Sunday, March 3, H.G. Bishop Ioan Casian was present among the faithful of St. George's Cathedral in Saint-Hubert. Alongside the Romanian hierarch of Canada served hieromonk Paisie Buhnilã, Rev. Fr. Daniel Sandu and Traian Petre Constantin and deacon Cãtãlin Gheorghiu.
At the end of the Divine Liturgy, the hierarch said:
Saint Apostle Paul draws our attention in the first Epistle to Corinthians to the fact that fasting is not just the abstention from normal dishes. It is not this that will bring us before God. This exercise is an ascetic one that helps us diminish the thickness of our fleshly passions to feel more the work of the soul.
Speaking of the Gospel’s text about the Last Judgment, the hierarch remembered:
There are two judgments: the particular judgment, immediately after death, which remains provisional. The Church can pray to bring down the mercy of God over those who did not live an appropriate life, and to change their state of suffering in joy and blessing toward salvation; the final judgment, the general one, puts us in a definitive and eternal state.
The text tells us that there is a moment when all will be weighed by God in light of the vocation He intended for his creation and in the way it has been fulfilled or not. Judgment will be based on the merciful love we have fulfilled or not - by the care of the hungry, the thirsty, the naked, the sick, the needful or the prisoner. The attention toward God is manifested in the care of the one in need and in trouble.
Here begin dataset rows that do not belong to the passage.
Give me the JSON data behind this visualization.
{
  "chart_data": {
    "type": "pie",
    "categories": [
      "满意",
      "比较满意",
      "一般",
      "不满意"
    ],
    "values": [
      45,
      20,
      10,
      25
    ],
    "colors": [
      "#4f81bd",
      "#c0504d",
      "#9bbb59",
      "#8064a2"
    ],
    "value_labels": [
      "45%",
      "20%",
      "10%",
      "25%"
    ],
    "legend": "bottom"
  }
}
They are the ‘too small’ brothers with whom He is solidary. They are the image and likeness of God. Through our care for them we actually do what is necessary for them to fulfill their vocation given by God.
Time and people arrive at the Last Judgment to pass through a radiography from the perspective of the purposefulness for which they were created finding if they have or have not fulfilled their vocation as bearers toward or of eternity. There is a moment of truth that shows that the world cannot remain in confusion and injustice that would mean the victory of the evil. The two cannot be the ultimate criteria of this world. They can be provisional, but in no way definitive, because our God is the Sun of justice and truth. Similarly, we as Christians, let us be people who spread around justice and truth.
In continuation the children from the Sunday school held a short artistic program of songs and poetry. The psaltic group led by Valentin Botu and Stefanos Atenagoras gave the answers at strana. The agape-meal ended the program of the day.